At around 10pm on 28 August 2011, Mr Green and an accomplice broke into the house of Mr Urquhart, the security manager at the Cobar Bowling and Golf Club. The men produced a gun and warned the employee they would “blow him away” if he didn’t answer questions about the club.

After striking Mr Urquhart in the forehead with the firearm, the two men tied him up, took him outside and put him in his own car. The pair were joined by a third accomplice, and the trio then drove Urquhart to the club.

On arrival, the men saw a police vehicle outside the front of the club. They struck Mr Urquhart in the head once more with the gun and asked him further questions relating to club closing procedures.

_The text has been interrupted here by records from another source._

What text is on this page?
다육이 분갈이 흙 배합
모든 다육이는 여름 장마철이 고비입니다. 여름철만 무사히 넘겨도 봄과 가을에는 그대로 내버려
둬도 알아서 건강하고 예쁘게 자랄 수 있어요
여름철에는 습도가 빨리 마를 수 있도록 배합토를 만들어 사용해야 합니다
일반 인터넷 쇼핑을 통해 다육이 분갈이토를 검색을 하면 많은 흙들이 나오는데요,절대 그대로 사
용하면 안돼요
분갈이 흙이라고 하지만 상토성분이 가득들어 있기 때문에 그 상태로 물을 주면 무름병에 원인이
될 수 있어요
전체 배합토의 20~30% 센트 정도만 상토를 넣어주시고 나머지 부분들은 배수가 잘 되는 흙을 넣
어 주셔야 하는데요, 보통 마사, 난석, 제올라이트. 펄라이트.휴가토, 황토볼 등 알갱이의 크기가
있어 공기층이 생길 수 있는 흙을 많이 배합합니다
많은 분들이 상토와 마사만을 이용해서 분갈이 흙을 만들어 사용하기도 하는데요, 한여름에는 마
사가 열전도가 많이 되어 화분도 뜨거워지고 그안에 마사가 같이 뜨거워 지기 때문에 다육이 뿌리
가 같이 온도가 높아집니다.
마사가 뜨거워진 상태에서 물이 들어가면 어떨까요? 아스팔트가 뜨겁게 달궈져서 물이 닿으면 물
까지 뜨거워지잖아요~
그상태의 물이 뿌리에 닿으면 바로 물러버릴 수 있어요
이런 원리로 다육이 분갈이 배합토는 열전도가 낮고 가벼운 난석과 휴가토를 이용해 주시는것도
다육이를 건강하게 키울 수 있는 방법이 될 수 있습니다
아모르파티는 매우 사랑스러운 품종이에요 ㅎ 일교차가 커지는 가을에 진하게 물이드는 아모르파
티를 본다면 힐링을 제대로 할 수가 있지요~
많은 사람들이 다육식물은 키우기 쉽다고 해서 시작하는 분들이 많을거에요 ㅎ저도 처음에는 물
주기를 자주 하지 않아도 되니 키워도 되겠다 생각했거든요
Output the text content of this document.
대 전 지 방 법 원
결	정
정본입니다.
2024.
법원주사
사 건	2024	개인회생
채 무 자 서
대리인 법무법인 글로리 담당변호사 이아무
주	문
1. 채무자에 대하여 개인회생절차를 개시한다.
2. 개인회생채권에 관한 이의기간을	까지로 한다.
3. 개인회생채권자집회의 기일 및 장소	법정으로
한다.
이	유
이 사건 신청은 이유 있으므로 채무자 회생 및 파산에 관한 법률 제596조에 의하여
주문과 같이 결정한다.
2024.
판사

As the club was closing at around 10:45pm, Mr Green and an accomplice entered the office of the establishment and surprised two female staff members. Brandishing the firearm, the men ordered the women to hand over the cash on the premises, which amounted to $79,303.

The men then drove for a short distance in Mr Urquhart’s car, before setting fire to it. They then entered a hired campervan and drove out of town.

Detained south of the border

A little over two months later, Mr Green and an accomplice planned the armed robbery of a country pub in Victoria on Melbourne Cup Day. However, the police intercepted the pair’s stolen vehicle and arrested the men as they were on their way to commit the crime.

Mr Green was subsequently sentenced to 6 years and 3 months behind bars in a Victorian correctional facility, with a non-parole period of 4 years and 3 months.

The Victorian police investigation resulted in the recovery of some of the items taken during the Cobar club robbery. In December 2011, Green was questioned about the incident in NSW, but he declined to answer questions. On 15 December 2015, NSW police charged him in relation to the crime.

Early guilty pleas

Mr Green entered early guilty pleas in respect of four charges. The first was one count of breaking and entering into a house whilst armed and causing actual bodily harm contrary section 112(3) of the Crimes Act 1900.

This offence carries a maximum penalty of 25 years behind bars and a standard non-parole period (SNPP) of 7 years. An SNPP is a reference point for the sentencing judge when determining the minimum time a person must spend behind bars before being eligible to apply for release on parole.

He also pleaded guilty to one count of detain for advantage with the intention of obtaining a financial reward and causing actual bodily harm contrary to section 86(3) of the Act. The maximum penalty for this offence is 25 years gaol time.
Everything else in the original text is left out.